I think our conceptualizations change and develop rapidly, and in so doing, outdate static systems like Dewey and LOC.  However, a flat tagging system created by users does not allow for broader or narrower categories that assist in more controlled searching.  Perhaps a more controlled folksonomy would be ideal, where users could tag but within an already existing hierarchical system. 

     While our own conceptualizations of the world come from our ownThis idea appears to refute both taxonomies and folksonomies, and it is possible the pursuit of an ideal classification scheme is ultimately futile. 


sb, t & f…

June 21, 2007

One of the more cited problems with social bookmarking is the idea of metanoise, which was brought up in Adam Mathes article, and was also discussed in the presentation and Marco’s blog.  While I agree that this can be a significant problem, as people do have unique conceptualizations of certain topics and items I don’t necessarily see it as the most significant drawback. 

 An article I researched for the presentation by Scott A. Golder and Bernardo A. Huberman (Golder, Scott A., and Huberman, Bernardo A. “Usage patterns of collaborative tagging systems.” Journal of Information Science. Vol. 32, no.2 (2006): 198-206) analyze the issue directly, though not specifically labelling it metanoise.  The study that they undergo examines the nature of traditional taxonomy versus a tagging system, but goes beyond that and analyses collective tagging on  It is an excellent study that I highly recommend if you want to know more about the issue.  What they eventually conclude is that social sensmaking in this case pans out as “stable patterns emerge in tag proportions” and that “minority opinions can coexist alongside popular ones without disrupting the consensus choices made by many users.”  I think that their conclusions would hold just as true were a collective tagging system be implemented in a library catalogue or in a large journal database. 

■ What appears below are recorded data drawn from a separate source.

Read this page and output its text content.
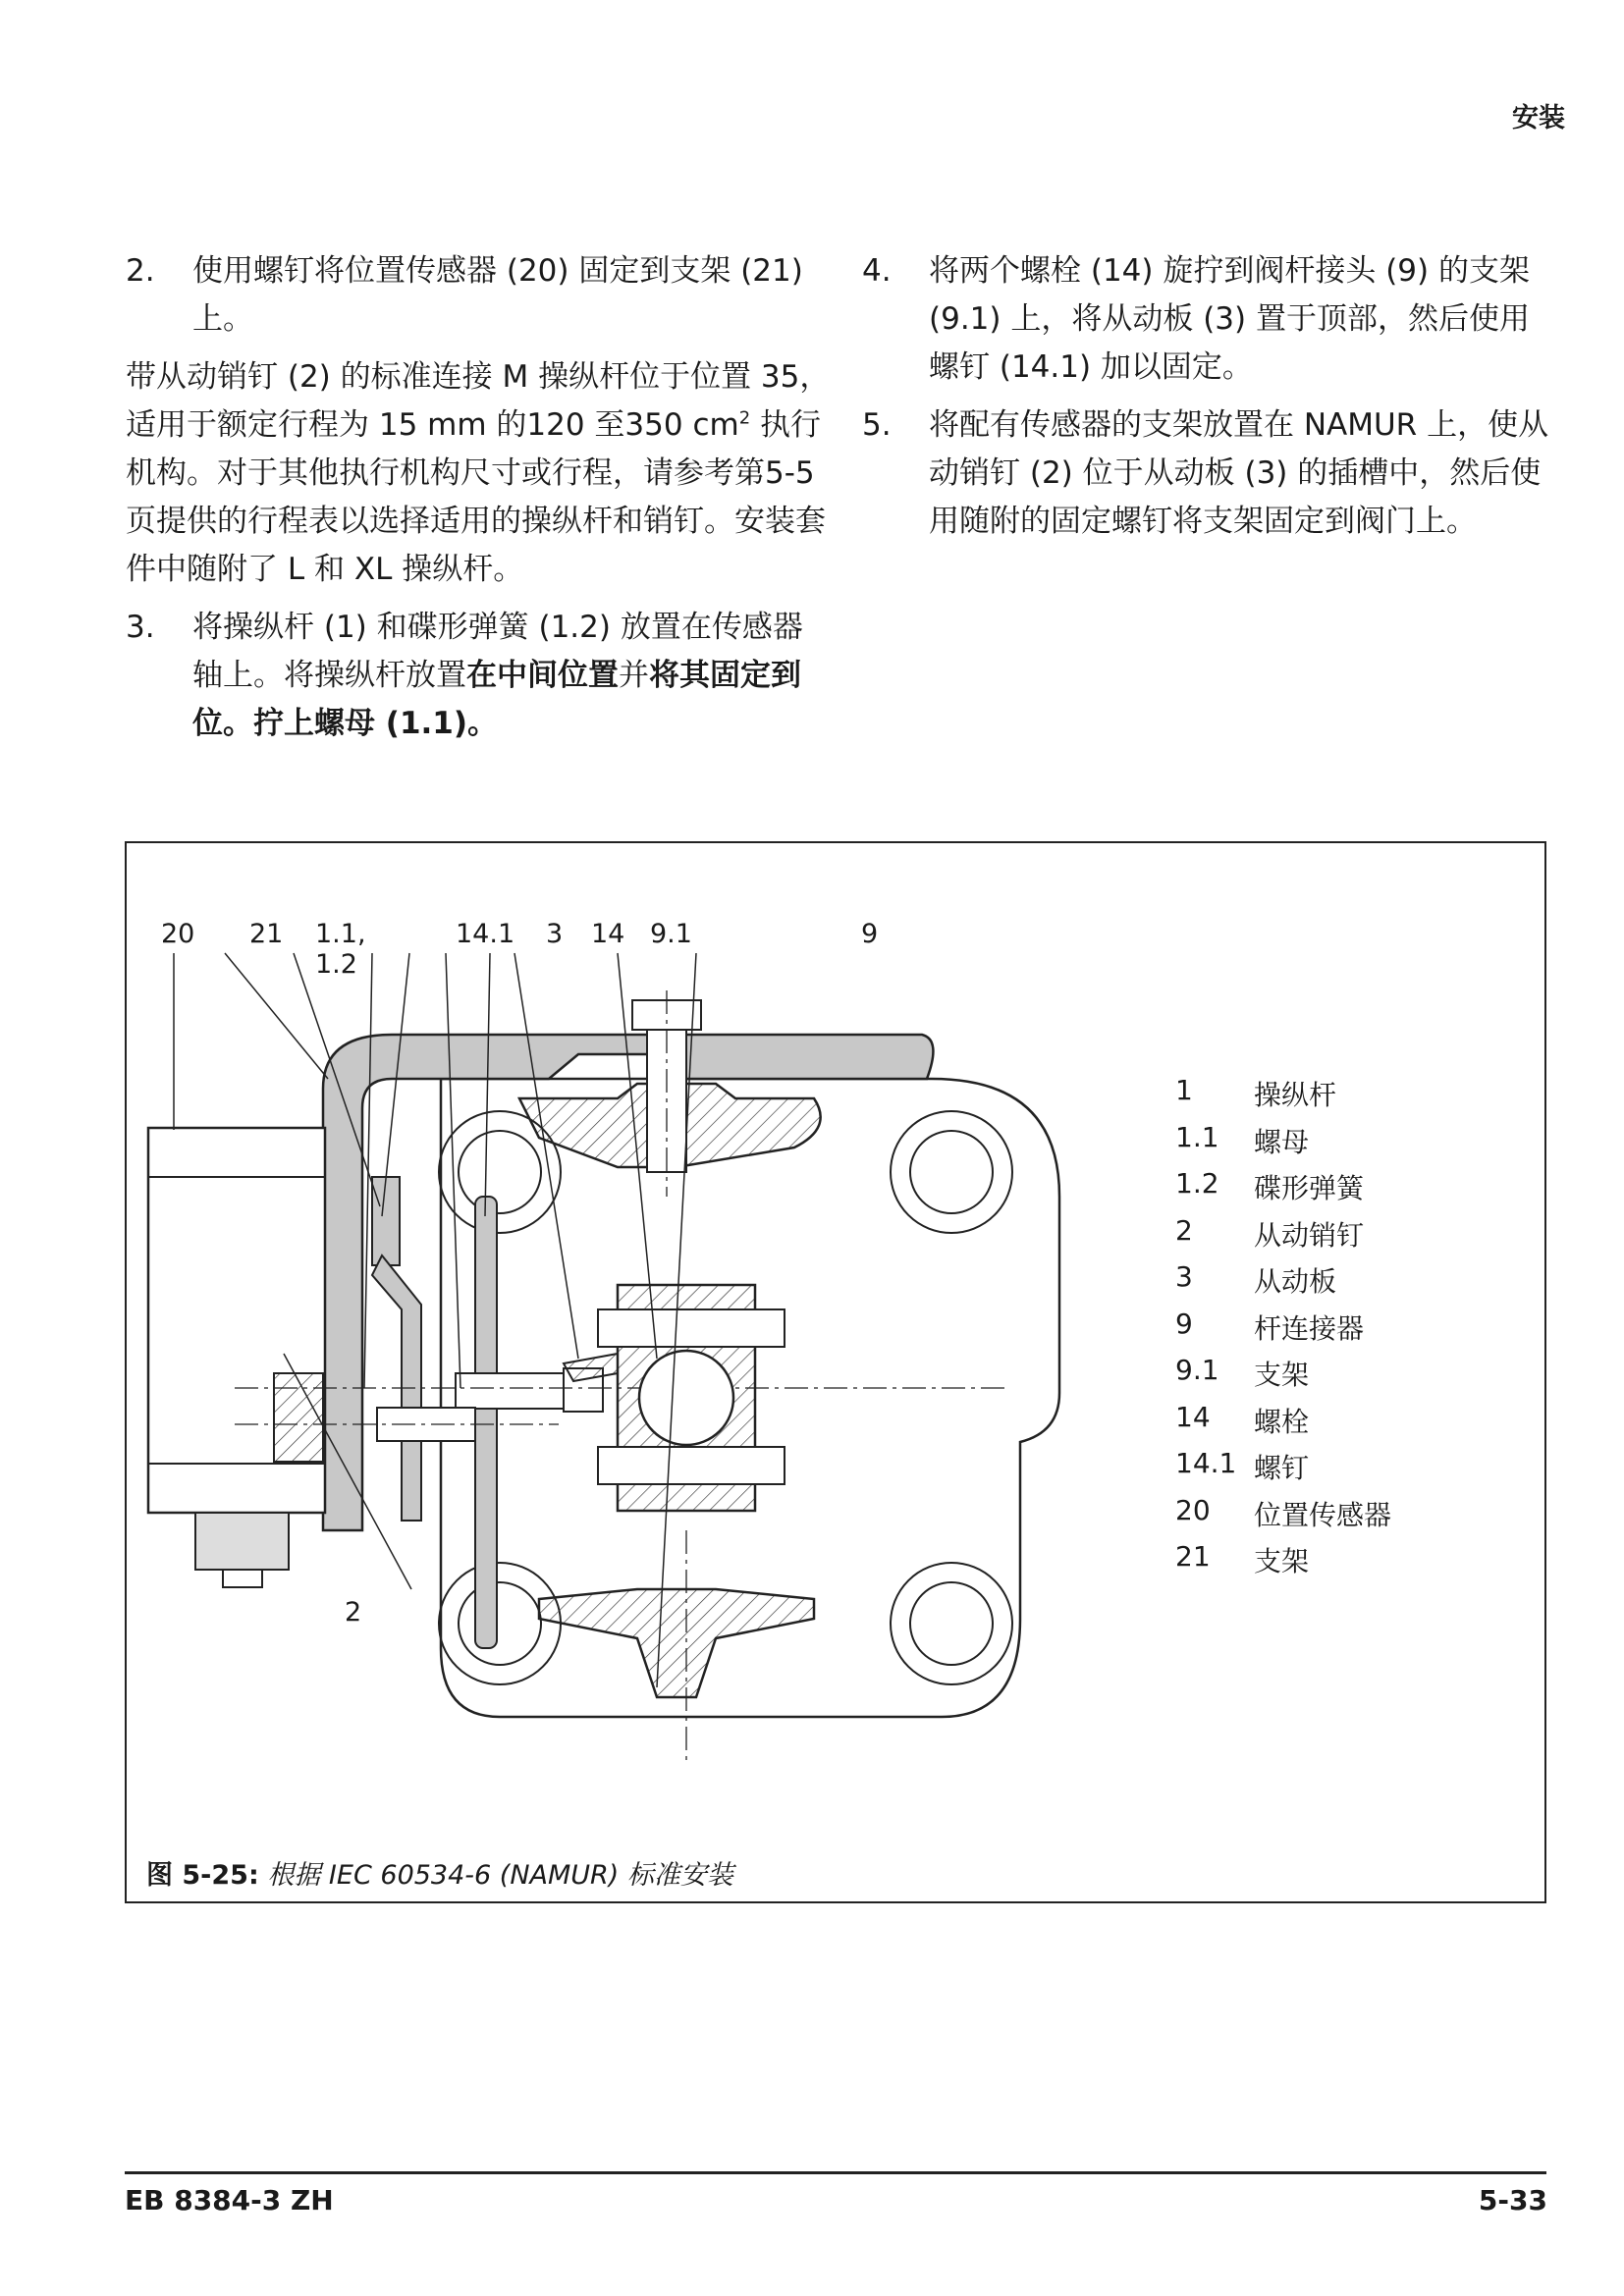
安装
2. 使用螺钉将位置传感器 (20) 固定到支架 (21) 上。
带从动销钉 (2) 的标准连接 M 操纵杆位于位置 35，适用于额定行程为 15 mm 的120 至350 $cm^2$ 执行机构。对于其他执行机构尺寸或行程，请参考第5-5页提供的行程表以选择适用的操纵杆和销钉。安装套件中随附了 L 和 XL 操纵杆。
3. 将操纵杆 (1) 和碟形弹簧 (1.2) 放置在传感器轴上。将操纵杆放置在中间位置并将其固定到位。拧上螺母 (1.1)。
4. 将两个螺栓 (14) 旋拧到阀杆接头 (9) 的支架 (9.1) 上，将从动板 (3) 置于顶部，然后使用螺钉 (14.1) 加以固定。
5. 将配有传感器的支架放置在 NAMUR 上，使从动销钉 (2) 位于从动板 (3) 的插槽中，然后使用随附的固定螺钉将支架固定到阀门上。
20 21 1.1, 1.2
14.1 3 14 9.1	9
2
1 操纵杆
1.1 螺母
1.2 碟形弹簧
2 从动销钉
3 从动板
9 杆连接器
9.1 支架
14 螺栓
14.1 螺钉
20 位置传感器
21 支架
图 5-25: 根据 IEC 60534-6 (NAMUR) 标准安装
EB 8384-3 ZH	5-33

I think the another problem to arise from social bookmarking, not discussed much in the literature, is that it has the potential to exacerbate the already existing problem of poor information literacy among students and the general population.  While it can be annoying to learn the controlled vocabulary of databases, or the subject headings in OPAC or traditional taxonomies, I feel that after learning them you would be better equipped to research information than if there was just a flat tagging system.  It is possible that people will grow accustomed to keyword searching for tags rather than trying to learn specific search techniques.  I’m not arguing that a social bookmarking system not be implemented but I think there are problems to bear in mind.